Ahmaud Arbery killer was ‘unjustified aggressor’ says prosecution, as defence claims he was doing his ‘duty’

As the Ahmaud Arbery murder trial comes to a close, a lawyer for one of the three white men accused of murdering the Black 25-year-old says his client was motivated by a sense of “duty.”

Travis McMichael, 35, his father Gregory McMichael, 65, and their neighbour, William “Roddie” Bryan, 52, have been charged with murder in the death of Mr Arbery, a 25-year-old jogger who was shot dead in Satilla Shores, Georgia in 2020.

In his closing argument, defence attorney Jason Sheffield said the younger Mr McMichael’s background in the US Coast Guard influenced his decisions that day.

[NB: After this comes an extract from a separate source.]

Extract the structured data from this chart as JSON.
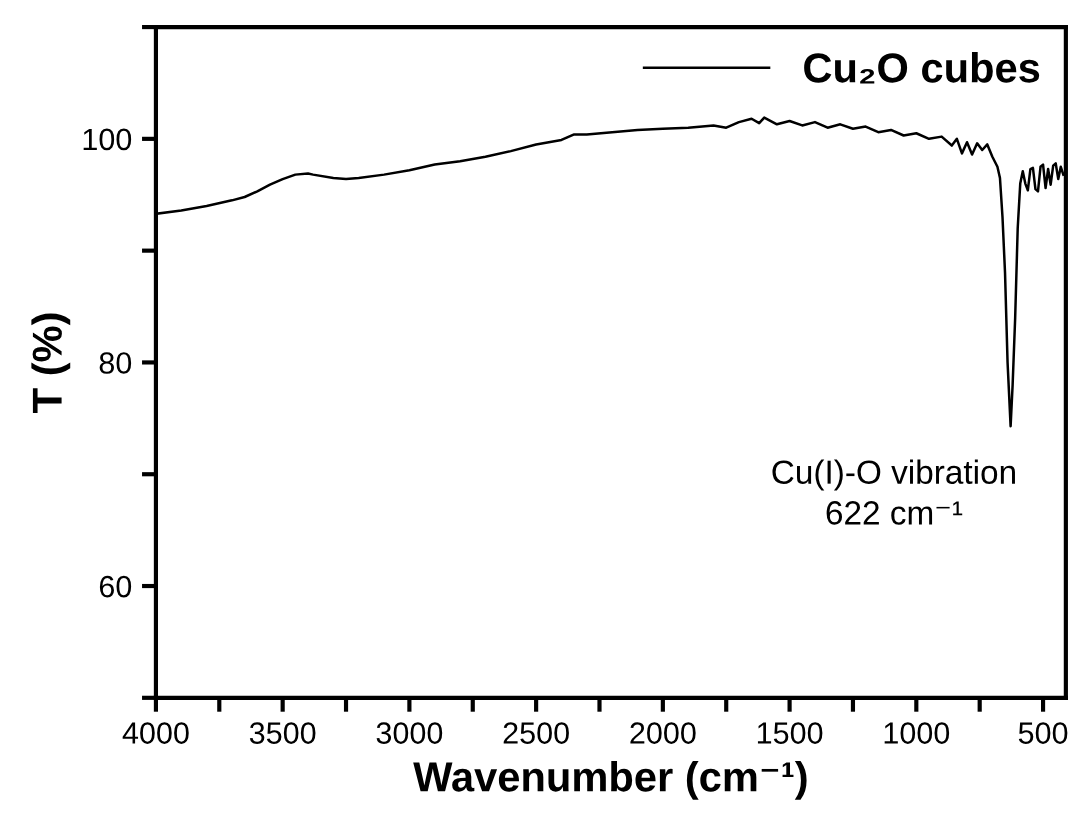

“Travis McMichael spent almost a decade of his life learning about duty and responsibility,” Mr Sheffield told the jury. “For the first time in his life, Travis is now in those waters. He is now the one who needs help.”

Mr Sheffield said his client acted in self-defence, arguing that Mr Arbery grabbed Mr McMichael’s shotgun and could have used it against him.

“You are allowed to defend yourself,” Mr Sheffield said. “You are allowed to use force that is likely to cause death or serious bodily injury if you believe it’s necessary. At that moment, Travis believed it was necessary.”

The prosecution, meanwhile, took a very different view. In her closing argument, Senior Assistant District Attorney Linda Dunikoski told the jury that the defendants wrongly assumed Mr Arbery was a criminal, chased him down, and killed him without justification.

“This was an attack on Ahmaud Arbery,” Ms Dunikoski said. “They committed the crimes, they committed the four felonies, they attacked him, they shot and killed him. They can’t claim self-defence under the law, because they were the initial, unjustified aggressors, and they started this.”

The McMichaels and Mr Bryan have been charged with murder, false imprisonment, and aggravated assault.

Travis McMichael previously testified that he and his father had suspected Mr Arbery of stealing things in their neighbourhood, and tried to stop and question him while he was jogging. Ms Dunikoski said those actions were motivated by racism.

“They made their decision to attack Ahmaud Arbery in their driveways because he was a Black man running down the street,” she said, arguing that they shot him “not because he’s a threat to them, but because he wouldn’t stop and talk to them.”